Наверное, не единичные такие случаи, какой видели мы здесь, и вынудили Ставку
Верховного Главнокомандования вскоре издать строжайший приказ о жестоком
наказании, вплоть до расстрела, тех, кто будет вымещать свою, пусть и понятную,
ненависть к фашизму на мирном населении. И, как показало время, это обуздание
эмоций мстителей очень быстро дало свои результаты. Насколько действенным был
этот приказ, говорит то, что уже к началу Берлинской операции к нам в штрафбат
поступило несколько человек, осужденных за подобные действия.
...Долго мы ехали молча, погруженные каждый в свои мысли. Многие населенные
пункты были пустынны: либо население убегало с отступающими войсками под
влиянием лживой геббельсовской пропаганды, либо его угоняли насильно. Это уже
за Одером убегать было практически некуда, и почти из каждого окна свешивались
белые флаги (простыни) в знак капитуляции. А на этой, еще предодерской, части
Германии жители попадались очень редко, чаще были беженцы из фашистской неволи,
порядком изможденные и оборванные.
Догнали мы свой штаб уже тогда, когда рота Бельдюгова была брошена в бой на
отражение контратак гитлеровцев под Штаргардом, куда пытались прорваться
крупные их силы из Восточно-Померанской группировки, зажатой войсками 2-го
Белорусского фронта уже под командованием маршала Рокоссовского.
Чтобы обстановка, сложившаяся там, стала понятнее, сошлюсь на "Генеральный штаб
в годы войны" генерала С. М. Штеменко (книга 2. С. 489-491), где говорится, что
здесь, чтобы отвлечь силы 1-го Белорусского фронта, вышедшего уже за Одер и
захватившего кое-где плацдармы, немцы и предприняли большое контрнаступление.
Из этой же книги явствует, что именно тогда, в феврале 1945 года, 1-й
Белорусский фронт вынужден был повернуть значительную часть своих сил в
направлении Восточной Померании для борьбы против сопротивлявшейся 2-й немецкой
армии в Шнайдемюле.

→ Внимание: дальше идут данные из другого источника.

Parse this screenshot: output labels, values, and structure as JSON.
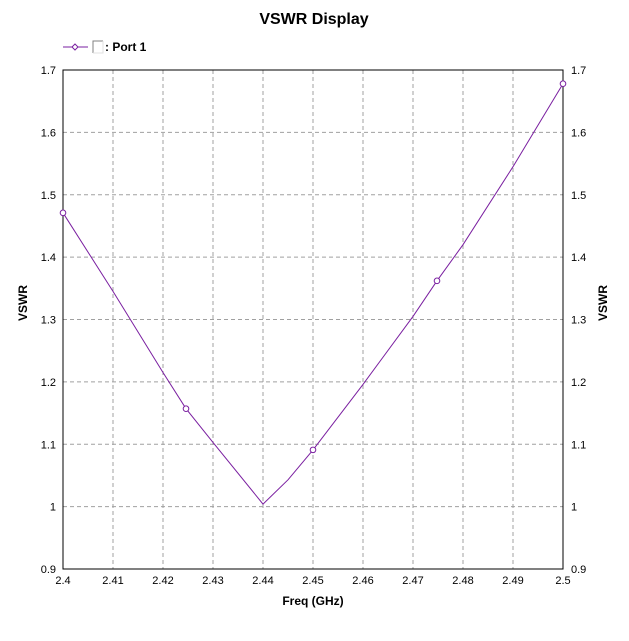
{
  "chart_data": {
    "type": "line",
    "title": "VSWR Display",
    "xlabel": "Freq (GHz)",
    "ylabel": "VSWR",
    "ylabel_right": "VSWR",
    "xlim": [
      2.4,
      2.5
    ],
    "ylim": [
      0.9,
      1.7
    ],
    "grid": true,
    "legend_placement": "top-left",
    "x_ticks": [
      "2.4",
      "2.41",
      "2.42",
      "2.43",
      "2.44",
      "2.45",
      "2.46",
      "2.47",
      "2.48",
      "2.49",
      "2.5"
    ],
    "y_ticks": [
      "0.9",
      "1",
      "1.1",
      "1.2",
      "1.3",
      "1.4",
      "1.5",
      "1.6",
      "1.7"
    ],
    "series": [
      {
        "name": ": Port 1",
        "color": "#7a1fa0",
        "x": [
          2.4,
          2.41,
          2.42,
          2.4246,
          2.43,
          2.44,
          2.445,
          2.45,
          2.46,
          2.47,
          2.4748,
          2.48,
          2.49,
          2.5
        ],
        "y": [
          1.471,
          1.345,
          1.215,
          1.157,
          1.103,
          1.004,
          1.043,
          1.091,
          1.196,
          1.305,
          1.362,
          1.42,
          1.545,
          1.678
        ],
        "markers_x": [
          2.4,
          2.4246,
          2.45,
          2.4748,
          2.5
        ],
        "markers_y": [
          1.471,
          1.157,
          1.091,
          1.362,
          1.678
        ]
      }
    ]
  }
}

Противнику удалось в короткий срок изменить в свою пользу
соотношение сил, и 17 февраля из района Штаргарда немцы нанесли сильный
контрудар, потеснивший наши войска, в том числе 61-ю армию. В интересах одной
из дивизий, то есть 23-й, с которой рота штрафников начинала бои на подступах к
Варшаве, снова эта рота была введена в бой на отражение атак немцев. Крупные
резервы, брошенные туда маршалом Жуковым, совместно с войсками Рокоссовского
сломили упорное сопротивление фашистов, и уже 1 марта снова началось движение
вперед, а к 5 марта штрафная рота добила уже остатки гарнизона Штаргарда. Город
был свободен.
Я не успел к этим боям, но, как мне рассказывали потом их участники, это было
многодневное ожесточенное сражение, чем-то похожее на бои по окружению немцев
под Брестом. Такие же жаркие, отчаянные, не давшие фрицам ни одного шанса. И
потери там тоже были немалые.
Штаргард я увидел уже числа 10-го марта. Город это был большой, но, как и
многие германские города, в которых фашисты оказывали упорное сопротивление,
почти весь сожжен и разрушен.
А перед этим разыскал я комбата, доложил о прибытии тылов батальона в полном
составе, без потерь. И, конечно, воспользовавшись его хорошим настроением,
доложил о переводе своей жены из госпиталя к нам в батальон. Представил ее, а
она строго по-уставному отрапортовала, что прибыла для прохождения дальнейшей
службы и подала ему предписание. Я, несколько торопясь, чтобы не увидеть,
какова будет реакция на такой "сюрприз", попросил его разрешения направить
"младшего сержанта Макарьевскую в батальонный медпункт в распоряжение капитана
медслужбы Бузуна". Батурин, видимо, не ожидавший такого поворота событий,
как-то неопределенно пожал плечами и велел передать нашему доктору Степану
Петровичу, чтобы он установил круг ее обязанностей.
Ну, и слава богу! Все сложилось как нельзя удачно.